# Evasion attacks against Machine Learning models

As seen in class, machine learning models can be fooled by *adversarial examples*, samples artificially crafted to redirect the output of the victim towards a desired result.
To recap, adversarial examples are computed by solving an optimization problem:
$$
  \min_\boldsymbol{\delta} L(\boldsymbol{x} + \boldsymbol{\delta}, y; \boldsymbol{\theta})
  \\
  s.t.\quad ||\delta||_p \le \epsilon
  \\
  \text{subject to} \quad \boldsymbol{l}_b \preccurlyeq \boldsymbol{x} + \boldsymbol{\delta} \preccurlyeq \boldsymbol{l}_u
$$

where $L$ is a loss function of choice, $\boldsymbol{x}$ is the sample to misclassify with original label $y$, $\boldsymbol{\theta}$ are the parameters of the model, $\epsilon$ is the maximum allowed perturbation, and $\boldsymbol{l}_b,\boldsymbol{l}_u$ are the input-space bounds that must be enforced on samples (for instance, images must be clipped in 0-1 or 0-255 to not produce a corruption).

We use a minimization because we want to decrease the score of the classifier, hence causing a generic misclassification.

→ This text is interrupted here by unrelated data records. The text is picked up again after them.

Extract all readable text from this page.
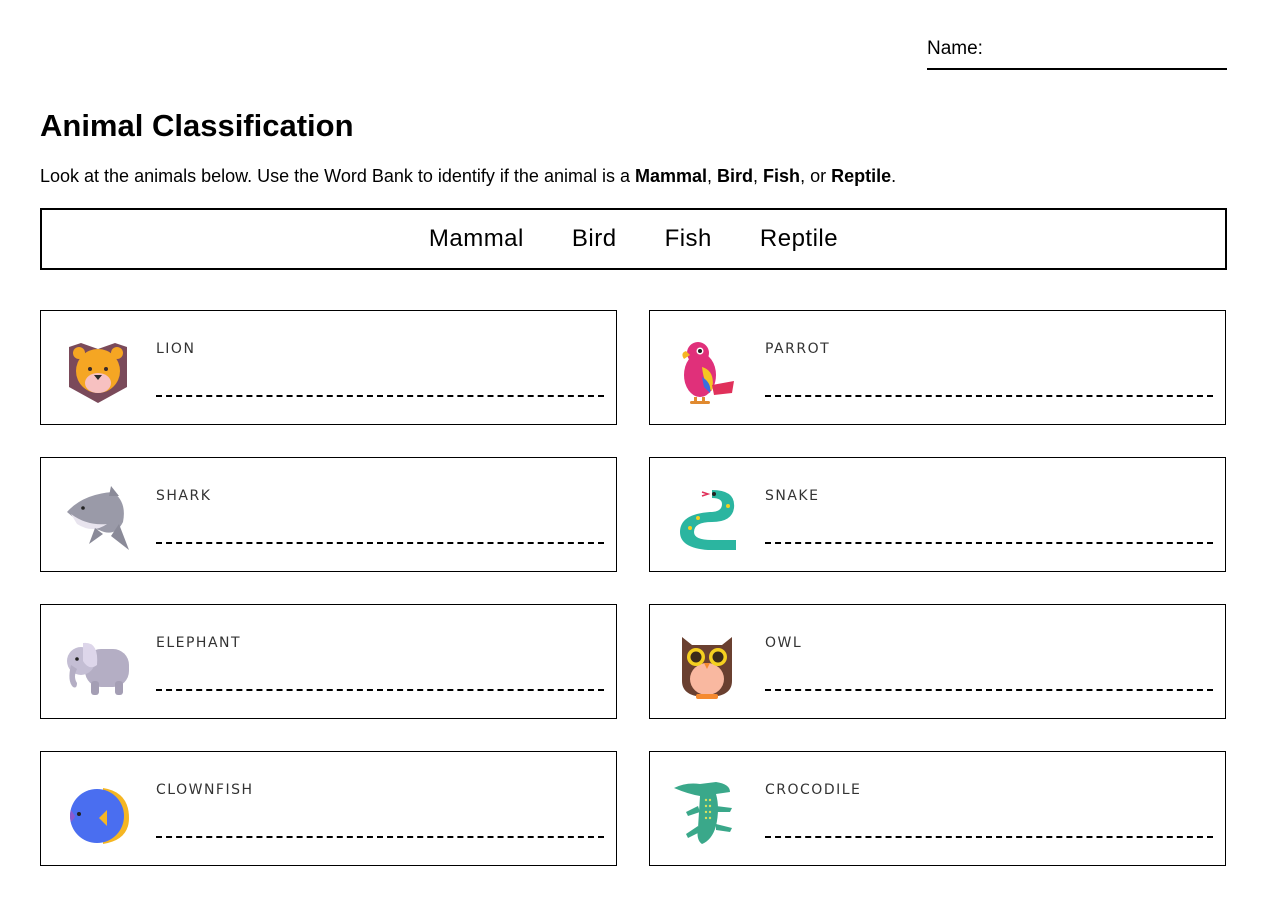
Name:
Animal Classification
Look at the animals below. Use the Word Bank to identify if the animal is a Mammal, Bird, Fish, or Reptile.
Mammal Bird Fish Reptile
LION	PARROT
SHARK	SNAKE
ELEPHANT	OWL
CLOWNFISH	CROCODILE
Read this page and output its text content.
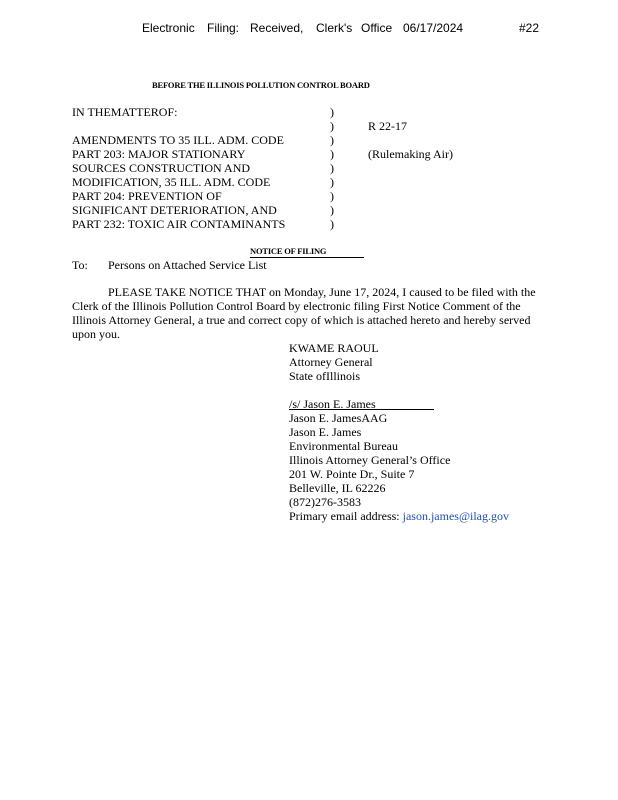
Electronic Filing: Received, Clerk's Office 06/17/2024	#22
BEFORE THE ILLINOIS POLLUTION CONTROL BOARD
IN THEMATTEROF:
AMENDMENTS TO 35 ILL. ADM. CODE
PART 203: MAJOR STATIONARY
SOURCES CONSTRUCTION AND
MODIFICATION, 35 ILL. ADM. CODE
PART 204: PREVENTION OF
SIGNIFICANT DETERIORATION, AND
PART 232: TOXIC AIR CONTAMINANTS
)
)
)
)
)
)
)
)
)
R 22-17
(Rulemaking Air)
NOTICE OF FILING
To: Persons on Attached Service List
PLEASE TAKE NOTICE THAT on Monday, June 17, 2024, I caused to be filed with the
Clerk of the Illinois Pollution Control Board by electronic filing First Notice Comment of the
Illinois Attorney General, a true and correct copy of which is attached hereto and hereby served
upon you.
KWAME RAOUL
Attorney General
State ofIllinois
/s/ Jason E. James
Jason E. JamesAAG
Jason E. James
Environmental Bureau
Illinois Attorney General’s Office
201 W. Pointe Dr., Suite 7
Belleville, IL 62226
(872)276-3583
Primary email address: jason.james@ilag.gov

Hence, to implement an attack, not only there is the need of an *optimization algorithm*, but also all these key components.
In this exercise, we will leverage the *projected gradient descent*[1,2] optimizer, by implementing it step by step in SecML.
First, we create a simple 2D model that we will use in this tutorial, and we fit an SVM classifier on top of it.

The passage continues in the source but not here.